— Наслаждаюсь.
С каждым шагом его трясло все сильнее. А потом я снова почувствовала, точнее увидела, как очередная темная змея магии ползет вниз по моему наемнику. Раньше я видела такую только со стороны, но вот сейчас Инсолье творил свою волшбу буквально у меня под носом. И мне казалось, что я даже чувствую от этой магии какой-то несвежий душок.
Что он делает? Он ведь уже проклял себя один раз, не может быть, чтобы… чтобы это не было просто вредно — околдовывать чем-то таким нехорошим!
— Не смей! — выпалила я раньше, чем поняла, что имею в виду.
Инсолье замер, встал как вкопанный посреди очередного куста.
— Что не смей?! — Его шепот превратился в рычание.

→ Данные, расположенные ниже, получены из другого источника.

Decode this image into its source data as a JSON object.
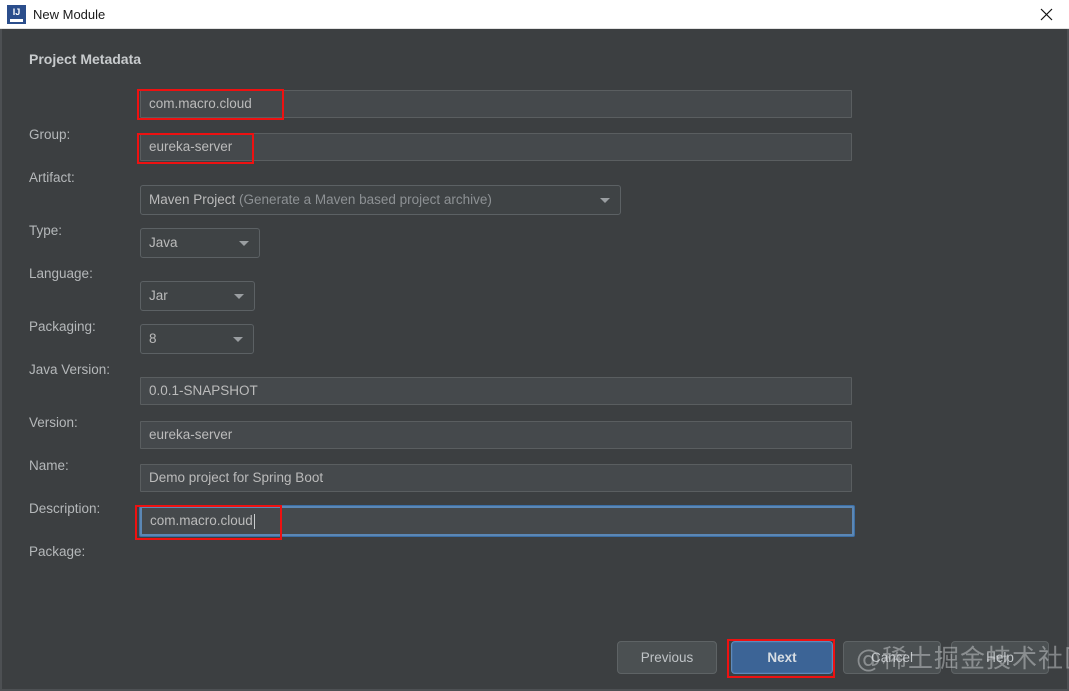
{
  "window": {
    "title": "New Module",
    "icon": "intellij-idea-icon",
    "icon_letters": "IJ",
    "close_label": "×"
  },
  "dialog": {
    "section_title": "Project Metadata"
  },
  "fields": {
    "group": {
      "label": "Group:",
      "value": "com.macro.cloud",
      "annotated": true
    },
    "artifact": {
      "label": "Artifact:",
      "value": "eureka-server",
      "annotated": true
    },
    "type": {
      "label": "Type:",
      "value": "Maven Project",
      "value_hint": " (Generate a Maven based project archive)"
    },
    "language": {
      "label": "Language:",
      "value": "Java"
    },
    "packaging": {
      "label": "Packaging:",
      "value": "Jar"
    },
    "java_version": {
      "label": "Java Version:",
      "value": "8"
    },
    "version": {
      "label": "Version:",
      "value": "0.0.1-SNAPSHOT"
    },
    "name": {
      "label": "Name:",
      "value": "eureka-server"
    },
    "description": {
      "label": "Description:",
      "value": "Demo project for Spring Boot"
    },
    "package": {
      "label": "Package:",
      "value": "com.macro.cloud",
      "annotated": true,
      "focused": true
    }
  },
  "buttons": {
    "previous": "Previous",
    "next": "Next",
    "cancel": "Cancel",
    "help": "Help"
  },
  "watermark": {
    "text": "@稀土掘金技术社区"
  },
  "colors": {
    "dialog_bg": "#3c3f41",
    "field_bg": "#45494c",
    "accent_blue": "#3c6496",
    "focus_blue": "#5b87b5",
    "annotation_red": "#ee1111",
    "text": "#bbbbbb"
  }
}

— Не смей себя калечить. — Тут только до меня дошло, что петля моей собственной магии перехватила его темное плетение и просто выдернула его из мужского тела.

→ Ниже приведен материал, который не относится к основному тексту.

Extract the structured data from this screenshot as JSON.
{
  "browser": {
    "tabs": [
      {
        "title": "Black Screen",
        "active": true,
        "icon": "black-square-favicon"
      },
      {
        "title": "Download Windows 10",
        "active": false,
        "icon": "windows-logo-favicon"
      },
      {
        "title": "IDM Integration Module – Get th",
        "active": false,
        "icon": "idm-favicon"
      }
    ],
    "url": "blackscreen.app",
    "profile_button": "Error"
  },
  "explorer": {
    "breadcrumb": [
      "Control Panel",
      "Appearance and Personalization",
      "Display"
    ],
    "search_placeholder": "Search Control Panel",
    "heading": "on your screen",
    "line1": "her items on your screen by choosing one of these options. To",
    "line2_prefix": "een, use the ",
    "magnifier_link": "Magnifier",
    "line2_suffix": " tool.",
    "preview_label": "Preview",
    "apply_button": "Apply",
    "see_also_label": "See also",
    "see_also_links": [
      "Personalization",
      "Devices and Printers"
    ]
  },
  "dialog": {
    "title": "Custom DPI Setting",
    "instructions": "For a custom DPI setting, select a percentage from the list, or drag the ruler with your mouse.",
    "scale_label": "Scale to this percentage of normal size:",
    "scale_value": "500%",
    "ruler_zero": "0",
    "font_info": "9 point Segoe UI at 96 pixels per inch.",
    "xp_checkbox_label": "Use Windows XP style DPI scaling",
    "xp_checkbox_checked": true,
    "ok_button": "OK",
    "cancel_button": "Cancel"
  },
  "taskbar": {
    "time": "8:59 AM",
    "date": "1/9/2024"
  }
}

— Шатт! Сволочь святая… Ты хочешь обменять на двадцать минут удовольствия свои глаза?!
Инсолье
Что она творит?! Что вообще происходит с этой сумасшедшей совой? Нет, я знал, что хочу святую сволочь и получу святую сволочь, но не думал, что…
— Нет.
— Что нет?!
— Не делай этого с собой. Не надо, это вредно.
И держит за магию, не давая снова накинуть на себя проклятие бессилия. Шатт!
Я остановился посреди какого-то идиотского куста и уставился на сову. Когда она успела стать… такой? Губы сжаты в линию. Глаза, которых нет, словно в самое нутро смотрят. И что-то там видят!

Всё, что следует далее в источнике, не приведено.